His eyes went back to his display. It would be hours before he knew whether or not the two destroyers had followed his orders. Or whether they would hold their ground, determined to do what they saw as their duty.

Usually, waiting was the worst part. This time, the worst part was knowing what was going to happen.

Two

“Admiral Geary, what’s going on?”

Admiral Timbale sounded as if he was torn between confusion and rage. His expression reflected the same tangle of emotions. “I received a fragmentary message from you, which then disappeared from the comm system. My comm techs were trying to find it and discovered that several messages had gone out under my name countermanding something you had sent even though I had no record of whatever that was. I don’t know why you’re heading for the hypernet gate so fast, or why comms between me and most of the ships in this star system are as messed up as if we had a corps of Syndic meegees at work here. I am requesting that you detach one of your destroyers to physically courier your latest messages to me, so I can be sure I have them and know what they say. Timbale, out.”

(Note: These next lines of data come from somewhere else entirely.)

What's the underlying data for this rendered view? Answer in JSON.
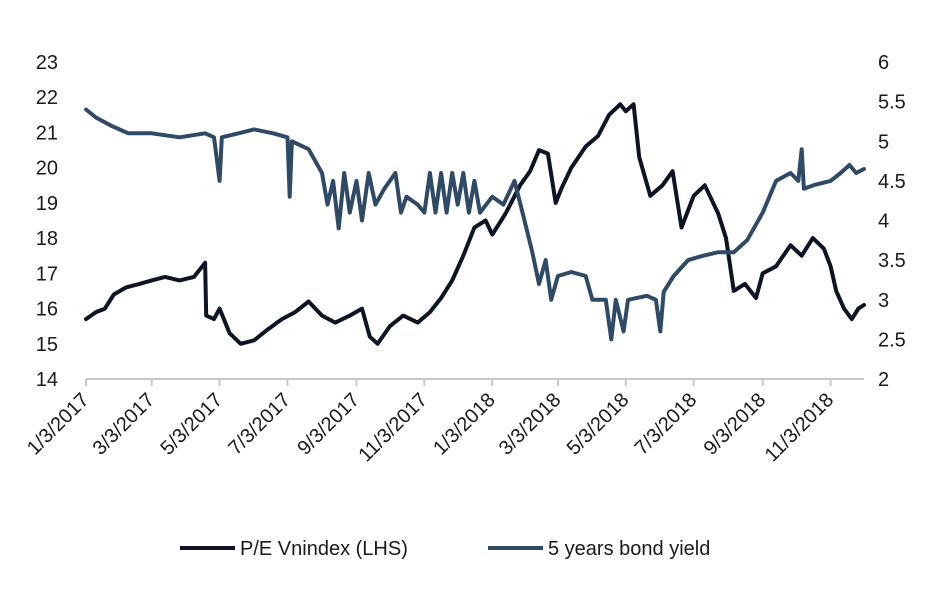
{
  "chart_data": {
    "type": "line",
    "title": "",
    "xlabel": "",
    "ylabel_left": "",
    "ylabel_right": "",
    "x_ticks": [
      "1/3/2017",
      "3/3/2017",
      "5/3/2017",
      "7/3/2017",
      "9/3/2017",
      "11/3/2017",
      "1/3/2018",
      "3/3/2018",
      "5/3/2018",
      "7/3/2018",
      "9/3/2018",
      "11/3/2018"
    ],
    "x_range": [
      "2017-01-03",
      "2018-12-03"
    ],
    "y_left_ticks": [
      14,
      15,
      16,
      17,
      18,
      19,
      20,
      21,
      22,
      23
    ],
    "y_left_range": [
      14,
      23
    ],
    "y_right_ticks": [
      2,
      2.5,
      3,
      3.5,
      4,
      4.5,
      5,
      5.5,
      6
    ],
    "y_right_range": [
      2,
      6
    ],
    "grid": false,
    "legend_position": "bottom",
    "colors": {
      "pe": "#0d1424",
      "bond": "#2f4a66",
      "text": "#1a1a1a",
      "axis": "#c8c8c8"
    },
    "series": [
      {
        "name": "P/E Vnindex (LHS)",
        "axis": "left",
        "points": [
          [
            "2017-01-03",
            15.7
          ],
          [
            "2017-01-12",
            15.9
          ],
          [
            "2017-01-20",
            16.0
          ],
          [
            "2017-01-28",
            16.4
          ],
          [
            "2017-02-08",
            16.6
          ],
          [
            "2017-02-20",
            16.7
          ],
          [
            "2017-03-03",
            16.8
          ],
          [
            "2017-03-15",
            16.9
          ],
          [
            "2017-03-28",
            16.8
          ],
          [
            "2017-04-10",
            16.9
          ],
          [
            "2017-04-20",
            17.3
          ],
          [
            "2017-04-21",
            15.8
          ],
          [
            "2017-04-28",
            15.7
          ],
          [
            "2017-05-03",
            16.0
          ],
          [
            "2017-05-12",
            15.3
          ],
          [
            "2017-05-22",
            15.0
          ],
          [
            "2017-06-03",
            15.1
          ],
          [
            "2017-06-15",
            15.4
          ],
          [
            "2017-06-28",
            15.7
          ],
          [
            "2017-07-10",
            15.9
          ],
          [
            "2017-07-22",
            16.2
          ],
          [
            "2017-08-03",
            15.8
          ],
          [
            "2017-08-15",
            15.6
          ],
          [
            "2017-08-28",
            15.8
          ],
          [
            "2017-09-08",
            16.0
          ],
          [
            "2017-09-15",
            15.2
          ],
          [
            "2017-09-22",
            15.0
          ],
          [
            "2017-10-03",
            15.5
          ],
          [
            "2017-10-15",
            15.8
          ],
          [
            "2017-10-28",
            15.6
          ],
          [
            "2017-11-08",
            15.9
          ],
          [
            "2017-11-18",
            16.3
          ],
          [
            "2017-11-28",
            16.8
          ],
          [
            "2017-12-08",
            17.5
          ],
          [
            "2017-12-18",
            18.3
          ],
          [
            "2017-12-28",
            18.5
          ],
          [
            "2018-01-03",
            18.1
          ],
          [
            "2018-01-15",
            18.7
          ],
          [
            "2018-01-28",
            19.5
          ],
          [
            "2018-02-06",
            19.9
          ],
          [
            "2018-02-14",
            20.5
          ],
          [
            "2018-02-22",
            20.4
          ],
          [
            "2018-03-01",
            19.0
          ],
          [
            "2018-03-06",
            19.4
          ],
          [
            "2018-03-15",
            20.0
          ],
          [
            "2018-03-28",
            20.6
          ],
          [
            "2018-04-08",
            20.9
          ],
          [
            "2018-04-18",
            21.5
          ],
          [
            "2018-04-28",
            21.8
          ],
          [
            "2018-05-03",
            21.6
          ],
          [
            "2018-05-10",
            21.8
          ],
          [
            "2018-05-15",
            20.3
          ],
          [
            "2018-05-25",
            19.2
          ],
          [
            "2018-06-05",
            19.5
          ],
          [
            "2018-06-14",
            19.9
          ],
          [
            "2018-06-22",
            18.3
          ],
          [
            "2018-07-03",
            19.2
          ],
          [
            "2018-07-13",
            19.5
          ],
          [
            "2018-07-25",
            18.7
          ],
          [
            "2018-08-01",
            18.0
          ],
          [
            "2018-08-08",
            16.5
          ],
          [
            "2018-08-18",
            16.7
          ],
          [
            "2018-08-28",
            16.3
          ],
          [
            "2018-09-03",
            17.0
          ],
          [
            "2018-09-15",
            17.2
          ],
          [
            "2018-09-28",
            17.8
          ],
          [
            "2018-10-08",
            17.5
          ],
          [
            "2018-10-18",
            18.0
          ],
          [
            "2018-10-28",
            17.7
          ],
          [
            "2018-11-03",
            17.2
          ],
          [
            "2018-11-08",
            16.5
          ],
          [
            "2018-11-15",
            16.0
          ],
          [
            "2018-11-22",
            15.7
          ],
          [
            "2018-11-28",
            16.0
          ],
          [
            "2018-12-03",
            16.1
          ]
        ]
      },
      {
        "name": "5 years bond yield",
        "axis": "right",
        "points": [
          [
            "2017-01-03",
            5.4
          ],
          [
            "2017-01-12",
            5.3
          ],
          [
            "2017-01-25",
            5.2
          ],
          [
            "2017-02-10",
            5.1
          ],
          [
            "2017-03-03",
            5.1
          ],
          [
            "2017-03-28",
            5.05
          ],
          [
            "2017-04-20",
            5.1
          ],
          [
            "2017-04-28",
            5.05
          ],
          [
            "2017-05-03",
            4.5
          ],
          [
            "2017-05-05",
            5.05
          ],
          [
            "2017-05-20",
            5.1
          ],
          [
            "2017-06-03",
            5.15
          ],
          [
            "2017-06-20",
            5.1
          ],
          [
            "2017-07-03",
            5.05
          ],
          [
            "2017-07-05",
            4.3
          ],
          [
            "2017-07-07",
            5.0
          ],
          [
            "2017-07-22",
            4.9
          ],
          [
            "2017-08-03",
            4.6
          ],
          [
            "2017-08-08",
            4.2
          ],
          [
            "2017-08-13",
            4.5
          ],
          [
            "2017-08-18",
            3.9
          ],
          [
            "2017-08-23",
            4.6
          ],
          [
            "2017-08-28",
            4.1
          ],
          [
            "2017-09-03",
            4.5
          ],
          [
            "2017-09-08",
            4.0
          ],
          [
            "2017-09-14",
            4.6
          ],
          [
            "2017-09-20",
            4.2
          ],
          [
            "2017-09-28",
            4.4
          ],
          [
            "2017-10-08",
            4.6
          ],
          [
            "2017-10-13",
            4.1
          ],
          [
            "2017-10-18",
            4.3
          ],
          [
            "2017-10-28",
            4.2
          ],
          [
            "2017-11-03",
            4.1
          ],
          [
            "2017-11-08",
            4.6
          ],
          [
            "2017-11-13",
            4.1
          ],
          [
            "2017-11-18",
            4.6
          ],
          [
            "2017-11-23",
            4.1
          ],
          [
            "2017-11-28",
            4.6
          ],
          [
            "2017-12-03",
            4.2
          ],
          [
            "2017-12-08",
            4.6
          ],
          [
            "2017-12-13",
            4.1
          ],
          [
            "2017-12-18",
            4.5
          ],
          [
            "2017-12-23",
            4.1
          ],
          [
            "2018-01-03",
            4.3
          ],
          [
            "2018-01-13",
            4.2
          ],
          [
            "2018-01-23",
            4.5
          ],
          [
            "2018-02-01",
            4.0
          ],
          [
            "2018-02-08",
            3.6
          ],
          [
            "2018-02-14",
            3.2
          ],
          [
            "2018-02-20",
            3.5
          ],
          [
            "2018-02-25",
            3.0
          ],
          [
            "2018-03-03",
            3.3
          ],
          [
            "2018-03-15",
            3.35
          ],
          [
            "2018-03-28",
            3.3
          ],
          [
            "2018-04-03",
            3.0
          ],
          [
            "2018-04-15",
            3.0
          ],
          [
            "2018-04-20",
            2.5
          ],
          [
            "2018-04-24",
            3.0
          ],
          [
            "2018-05-01",
            2.6
          ],
          [
            "2018-05-05",
            3.0
          ],
          [
            "2018-05-22",
            3.05
          ],
          [
            "2018-05-30",
            3.0
          ],
          [
            "2018-06-03",
            2.6
          ],
          [
            "2018-06-06",
            3.1
          ],
          [
            "2018-06-15",
            3.3
          ],
          [
            "2018-06-28",
            3.5
          ],
          [
            "2018-07-10",
            3.55
          ],
          [
            "2018-07-25",
            3.6
          ],
          [
            "2018-08-08",
            3.6
          ],
          [
            "2018-08-20",
            3.75
          ],
          [
            "2018-09-03",
            4.1
          ],
          [
            "2018-09-15",
            4.5
          ],
          [
            "2018-09-28",
            4.6
          ],
          [
            "2018-10-05",
            4.5
          ],
          [
            "2018-10-08",
            4.9
          ],
          [
            "2018-10-10",
            4.4
          ],
          [
            "2018-10-20",
            4.45
          ],
          [
            "2018-11-03",
            4.5
          ],
          [
            "2018-11-12",
            4.6
          ],
          [
            "2018-11-20",
            4.7
          ],
          [
            "2018-11-26",
            4.6
          ],
          [
            "2018-12-03",
            4.65
          ]
        ]
      }
    ]
  }
}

“He hasn’t even picked up on the threat, yet,” Geary said, appalled. “He thinks it might be the Syndics.” The term “meegee” was an ancient one, derived from an old acronym for electronic warfare techniques like intrusion, jamming, and interference. The equipment employed had changed considerably since the term was first introduced, but the basic concepts for sabotaging and confusing enemy comms and sensors still applied.

“How could he understand the threat if the software is deleting anything that might clue him in?” Desjani asked.

“Could there be Syndic meegees at work here? Or is this all the work of our own meegees?”

She laughed. “The lines blurred on that so long ago that no one knows. Our people weaponize some code, their people find it and mess with it a little and shoot it back at us, then we rework what they did and fire it at them, and who the hell knows where most of it came from anymore? There are more viruses on our systems than there are viruses in our bodies, and the ones in our computer systems keep evolving a lot faster.”

“All right,” Geary said. “But Timbale had the right idea. I’ll detach Hammer to carry my information to him.”

Her eyes were on her display. “She won’t get there in time.”

The dark ships were only ten hours’ travel time away from the hypernet gate as they held their velocity at point two light speed. Two light-hours’ distance. Roughly two billion kilometers. It was a very, very large distance. But in this case, it wasn’t nearly large enough. From where Geary’s ships were, the destroyer Hammer would take nearly seven hours to reach Admiral Timbale at the vast orbiting complex named Ambaru Station. A message sent from Ambaru to the two destroyers guarding the hypernet gate would take four hours to reach them. Even if Timbale sent that order immediately, it would get there an hour too late.

Geary sat morosely on the bridge of Dauntless as he watched the inevitable taking place, the dark ships getting closer and closer to the oblivious destroyers at the hypernet gate. The only good thing was the number of his own ships here, battleships, heavy cruisers, light cruisers, and destroyers, who were calling in to acknowledge having downloaded the software fix, usually accompanied by startled questions as to what the dark ships were and what were they doing at Varandal.